Brauhaus im Henninger Turm startet Crowd-Kampagne

Die Umbaumaßnahmen im neuen Henninger Turm sind nicht günstig. Daher wollen die „MoschMosch“-Betreiber, die am Freitag ein neues Bierlokal am Fuß des Turms eröffnen, ihr Gastronomie-Projekt mithilfe der Frankfurter Bürger refinanzieren.

Brauhaus im Henninger Turm startet Crowd-Kampagne

Das „Brauhaus“, das am kommenden Freitag am Fuß des neuen Henninger Turms eröffnet, sucht mit einer Online-Kampagne nach Investoren. Zwar ist das Lokal bereits fertig gebaut, doch die Betreiber wollen das dadurch eingenommene Geld nutzen, um angefallene Umbaukosten zu refinanzieren.

Dabei unterscheidet sich die Kampagne vom klassischen „Crowdfunding“, bei dem es um Spenden geht. Die „Brauhaus“-Betreiber, die auch hinter dem „MoschMosch“ stehen, haben sich für „Crowdinvesting“ entschieden. Wie bei anderen Geldanlagen auch, soll durch das „Crowdinvesting“ bestenfalls etwas für die Investoren herauspringen. Eine Rendite von 4,8 Prozent pro Jahr bei einer Laufzeit von 3 Jahren versprechen die Betreiber. Zusätzlich gibt es ab bestimmten Geldbeträgen besondere Prämien in Form von Essens- und Getränkerabatten für das „Brauhaus“.

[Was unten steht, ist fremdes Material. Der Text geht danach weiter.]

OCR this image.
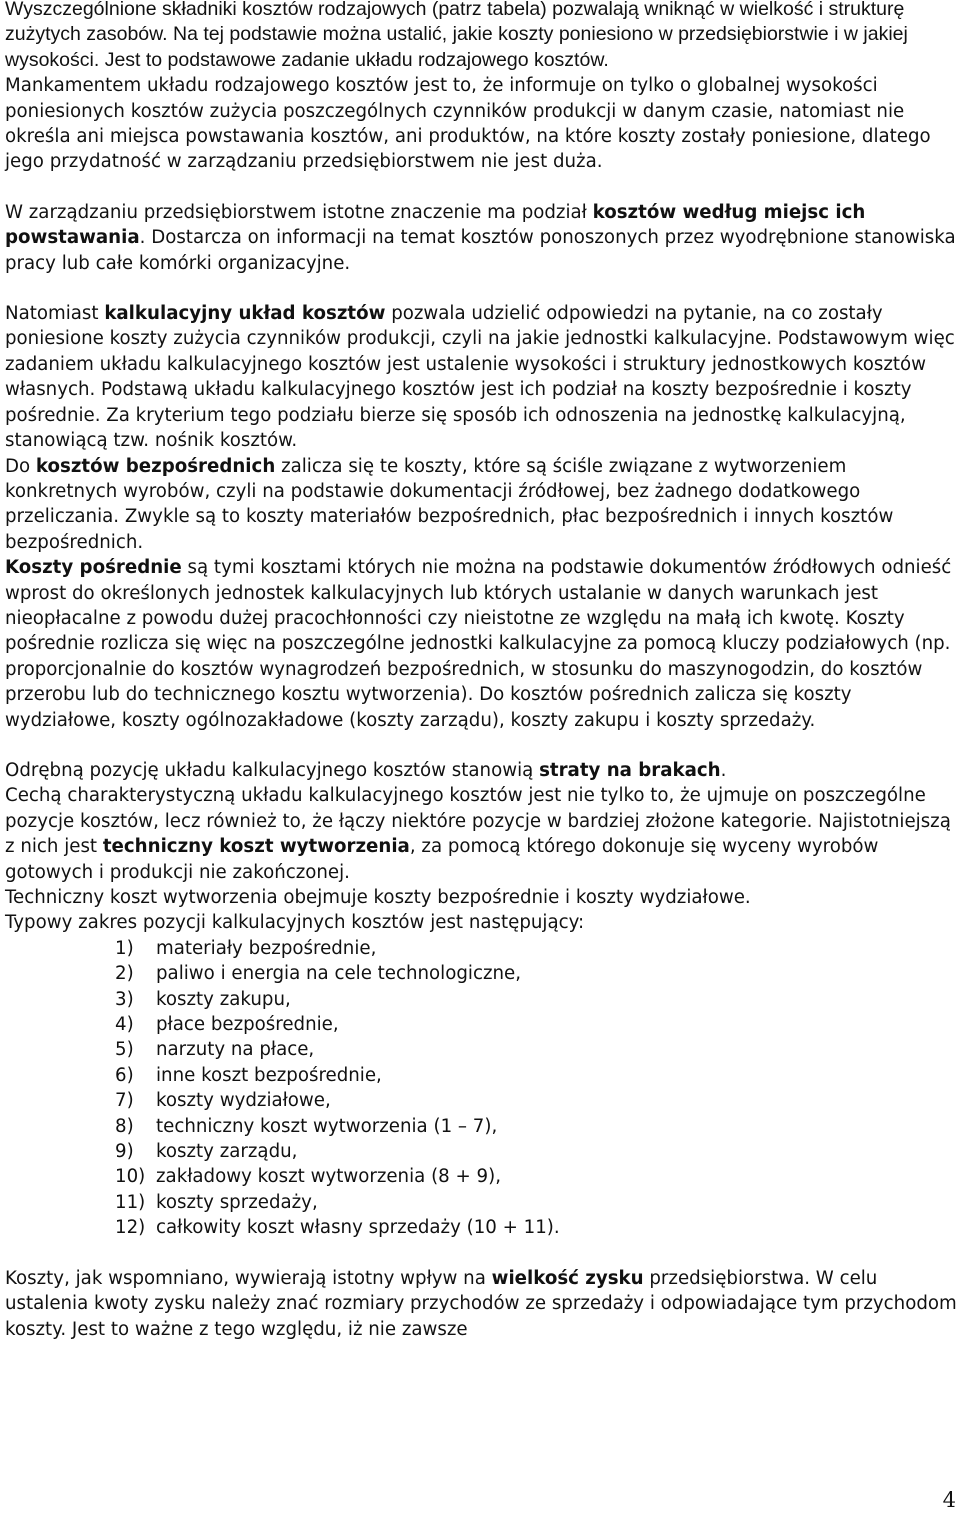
Wyszczególnione składniki kosztów rodzajowych (patrz tabela) pozwalają wniknąć w wielkość i strukturę zużytych zasobów. Na tej podstawie można ustalić, jakie koszty poniesiono w przedsiębiorstwie i w jakiej wysokości. Jest to podstawowe zadanie układu rodzajowego kosztów.

Mankamentem układu rodzajowego kosztów jest to, że informuje on tylko o globalnej wysokości poniesionych kosztów zużycia poszczególnych czynników produkcji w danym czasie, natomiast nie określa ani miejsca powstawania kosztów, ani produktów, na które koszty zostały poniesione, dlatego jego przydatność w zarządzaniu przedsiębiorstwem nie jest duża.

W zarządzaniu przedsiębiorstwem istotne znaczenie ma podział kosztów według miejsc ich powstawania. Dostarcza on informacji na temat kosztów ponoszonych przez wyodrębnione stanowiska pracy lub całe komórki organizacyjne.

Natomiast kalkulacyjny układ kosztów pozwala udzielić odpowiedzi na pytanie, na co zostały poniesione koszty zużycia czynników produkcji, czyli na jakie jednostki kalkulacyjne. Podstawowym więc zadaniem układu kalkulacyjnego kosztów jest ustalenie wysokości i struktury jednostkowych kosztów własnych. Podstawą układu kalkulacyjnego kosztów jest ich podział na koszty bezpośrednie i koszty pośrednie. Za kryterium tego podziału bierze się sposób ich odnoszenia na jednostkę kalkulacyjną, stanowiącą tzw. nośnik kosztów.

Do kosztów bezpośrednich zalicza się te koszty, które są ściśle związane z wytworzeniem konkretnych wyrobów, czyli na podstawie dokumentacji źródłowej, bez żadnego dodatkowego przeliczania. Zwykle są to koszty materiałów bezpośrednich, płac bezpośrednich i innych kosztów bezpośrednich.

Koszty pośrednie są tymi kosztami których nie można na podstawie dokumentów źródłowych odnieść wprost do określonych jednostek kalkulacyjnych lub których ustalanie w danych warunkach jest nieopłacalne z powodu dużej pracochłonności czy nieistotne ze względu na małą ich kwotę. Koszty pośrednie rozlicza się więc na poszczególne jednostki kalkulacyjne za pomocą kluczy podziałowych (np. proporcjonalnie do kosztów wynagrodzeń bezpośrednich, w stosunku do maszynogodzin, do kosztów przerobu lub do technicznego kosztu wytworzenia). Do kosztów pośrednich zalicza się koszty wydziałowe, koszty ogólnozakładowe (koszty zarządu), koszty zakupu i koszty sprzedaży.

Odrębną pozycję układu kalkulacyjnego kosztów stanowią straty na brakach.

Cechą charakterystyczną układu kalkulacyjnego kosztów jest nie tylko to, że ujmuje on poszczególne pozycje kosztów, lecz również to, że łączy niektóre pozycje w bardziej złożone kategorie. Najistotniejszą z nich jest techniczny koszt wytworzenia, za pomocą którego dokonuje się wyceny wyrobów gotowych i produkcji nie zakończonej.

Techniczny koszt wytworzenia obejmuje koszty bezpośrednie i koszty wydziałowe.

Typowy zakres pozycji kalkulacyjnych kosztów jest następujący:

1)	materiały bezpośrednie,
2)	paliwo i energia na cele technologiczne,
3)	koszty zakupu,
4)	płace bezpośrednie,
5)	narzuty na płace,
6)	inne koszt bezpośrednie,
7)	koszty wydziałowe,
8)	techniczny koszt wytworzenia (1 – 7),
9)	koszty zarządu,
10) zakładowy koszt wytworzenia (8 + 9),
11) koszty sprzedaży,
12) całkowity koszt własny sprzedaży (10 + 11).

Koszty, jak wspomniano, wywierają istotny wpływ na wielkość zysku przedsiębiorstwa. W celu ustalenia kwoty zysku należy znać rozmiary przychodów ze sprzedaży i odpowiadające tym przychodom koszty. Jest to ważne z tego względu, iż nie zawsze

4
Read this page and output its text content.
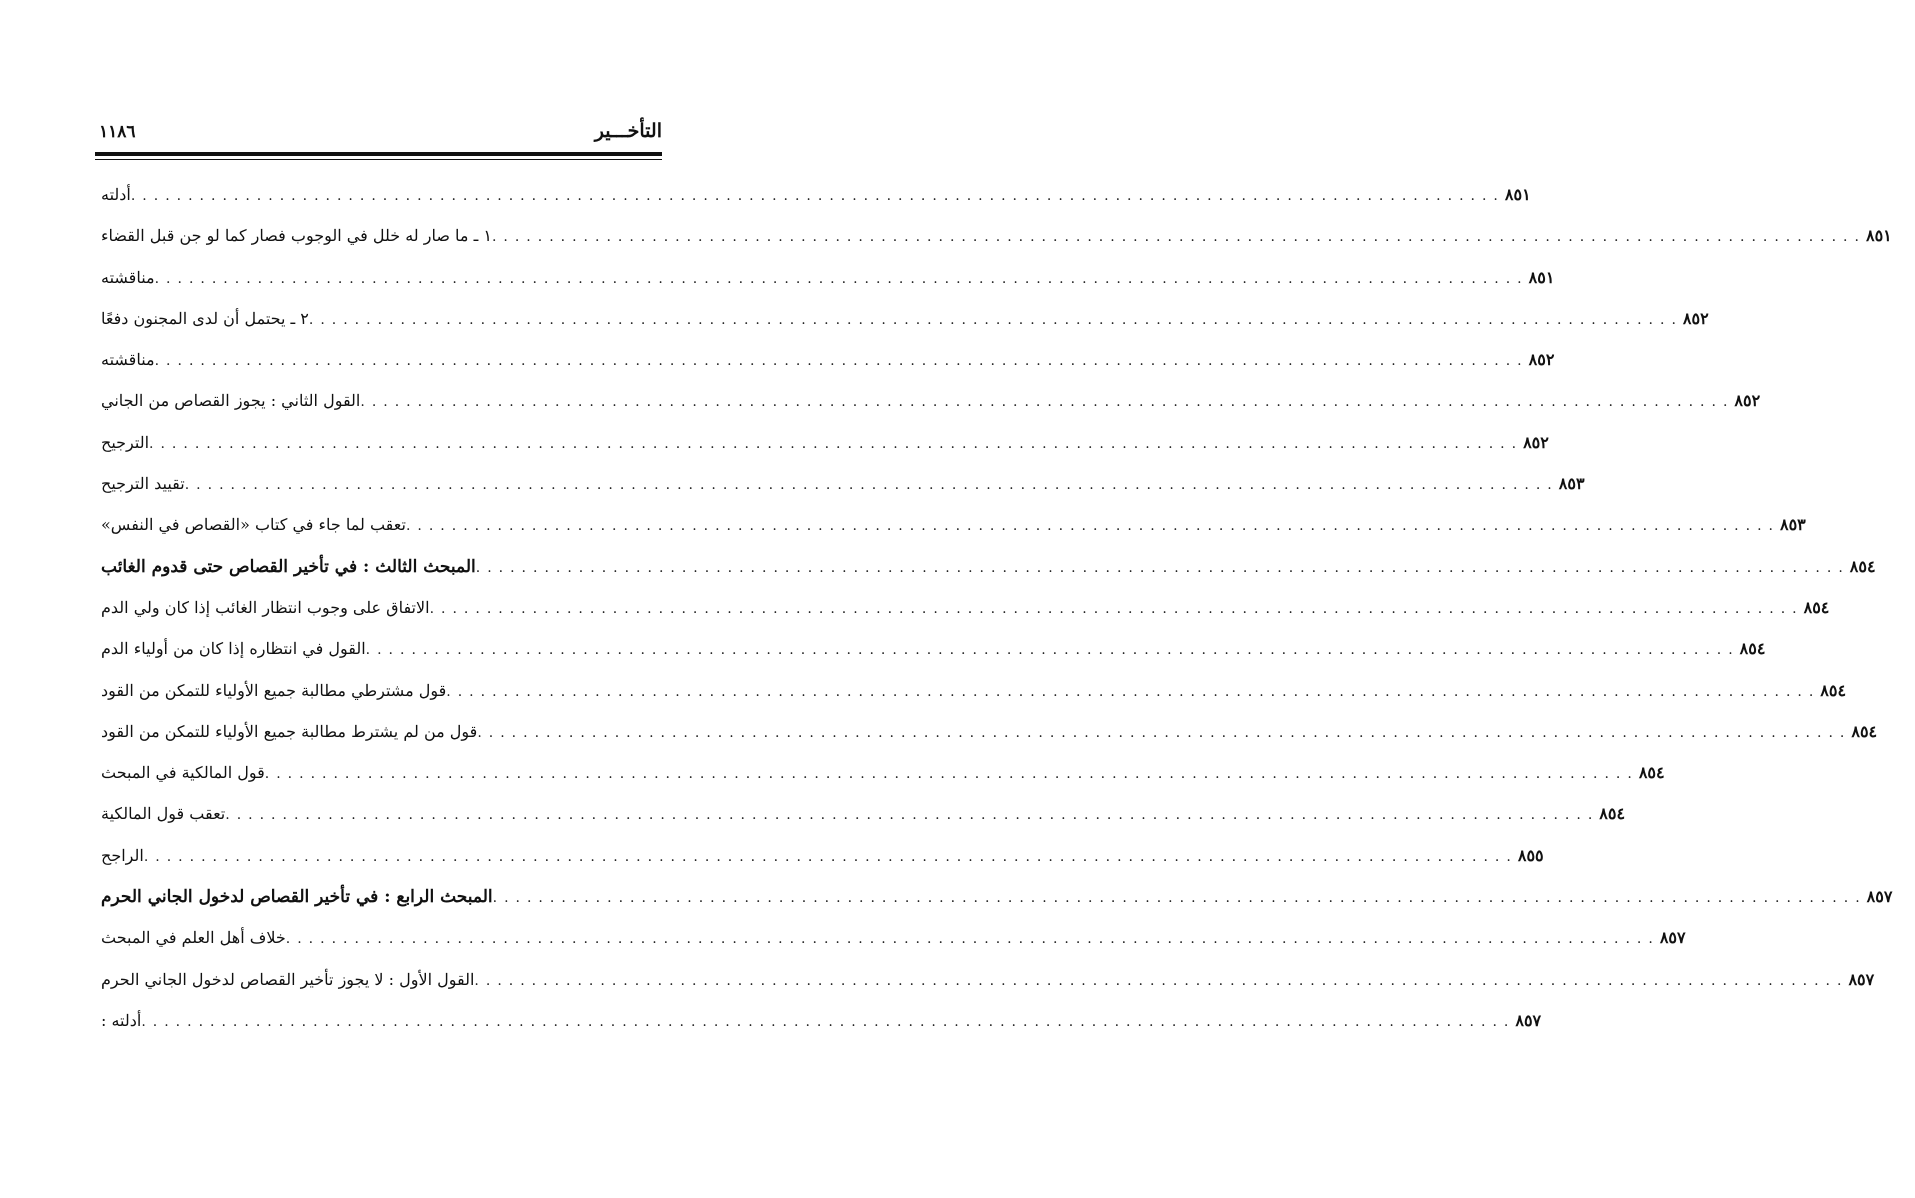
التأخـــير
١١٨٦
أدلته ........................................................................................................................ ٨٥١
١ ـ ما صار له خلل في الوجوب فصار كما لو جن قبل القضاء ........................................................................................................................ ٨٥١
مناقشته ........................................................................................................................ ٨٥١
٢ ـ يحتمل أن لدى المجنون دفعًا ........................................................................................................................ ٨٥٢
مناقشته ........................................................................................................................ ٨٥٢
القول الثاني : يجوز القصاص من الجاني ........................................................................................................................ ٨٥٢
الترجيح ........................................................................................................................ ٨٥٢
تقييد الترجيح ........................................................................................................................ ٨٥٣
تعقب لما جاء في كتاب «القصاص في النفس» ........................................................................................................................ ٨٥٣
المبحث الثالث : في تأخير القصاص حتى قدوم الغائب ........................................................................................................................ ٨٥٤
الاتفاق على وجوب انتظار الغائب إذا كان ولي الدم ........................................................................................................................ ٨٥٤
القول في انتظاره إذا كان من أولياء الدم ........................................................................................................................ ٨٥٤
قول مشترطي مطالبة جميع الأولياء للتمكن من القود ........................................................................................................................ ٨٥٤
قول من لم يشترط مطالبة جميع الأولياء للتمكن من القود ........................................................................................................................ ٨٥٤
قول المالكية في المبحث ........................................................................................................................ ٨٥٤
تعقب قول المالكية ........................................................................................................................ ٨٥٤
الراجح ........................................................................................................................ ٨٥٥
المبحث الرابع : في تأخير القصاص لدخول الجاني الحرم ........................................................................................................................ ٨٥٧
خلاف أهل العلم في المبحث ........................................................................................................................ ٨٥٧
القول الأول : لا يجوز تأخير القصاص لدخول الجاني الحرم ........................................................................................................................ ٨٥٧
أدلته : ........................................................................................................................ ٨٥٧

Zugehörigkeit und wirtschaftliche Teilhabe

Angepeilt wird ein „Crowdinvesting“-Betrag von bis zu 500.000 Euro. Bereits ab 100 Euro können die Frankfurter Bürger Investoren werden. Die Idee dahinter: „Im Vordergrund steht die Verbundenheit. Der Henninger Turm ist ein Wahrzeichen und so kann jeder, der will, ein Teil der Story werden“, erklärt Julian Kerkhoff von der Kommunikationsagentur „Newskontor“, die das Projekt betreut.

„Wir möchten Bürgern die wirtschaftliche Teilhabe am Erfolg unseres Konzepts ermöglichen.“ - Tobias Jäkel, Geschäftsführer Brauhaus am Turm GmbH

Viel mehr als um das eingenommene Geld gehe es bei dem Anlage-Konzept um ein Zugehörigkeitsgefühl der Investoren, so Kerkhoff. Auch „Brauhaus“-Geschäftsführer Tobias Jäkel betont: „Wir möchten Bürgern regional wie auch überregional die wirtschaftliche Teilhabe am Erfolg unseres Konzepts ermöglichen.“

Daher haben sich die „Brauhaus“-Betreiber auch für eine individuelle Crowd-Kampagne mit eigener Plattform entschieden. Statt auf große und bekannte Funding-Plattformen zuzugreifen, setzt das Team auf eine eigene Seite, die die potentiellen Investoren aus der Region besonders persönlich ansprechen soll. Das Konzept dafür kommt von der Frankfurter Firma „CrowdDesk“, die solche sogenannten Fundingpages im Baukasten-System anbietet.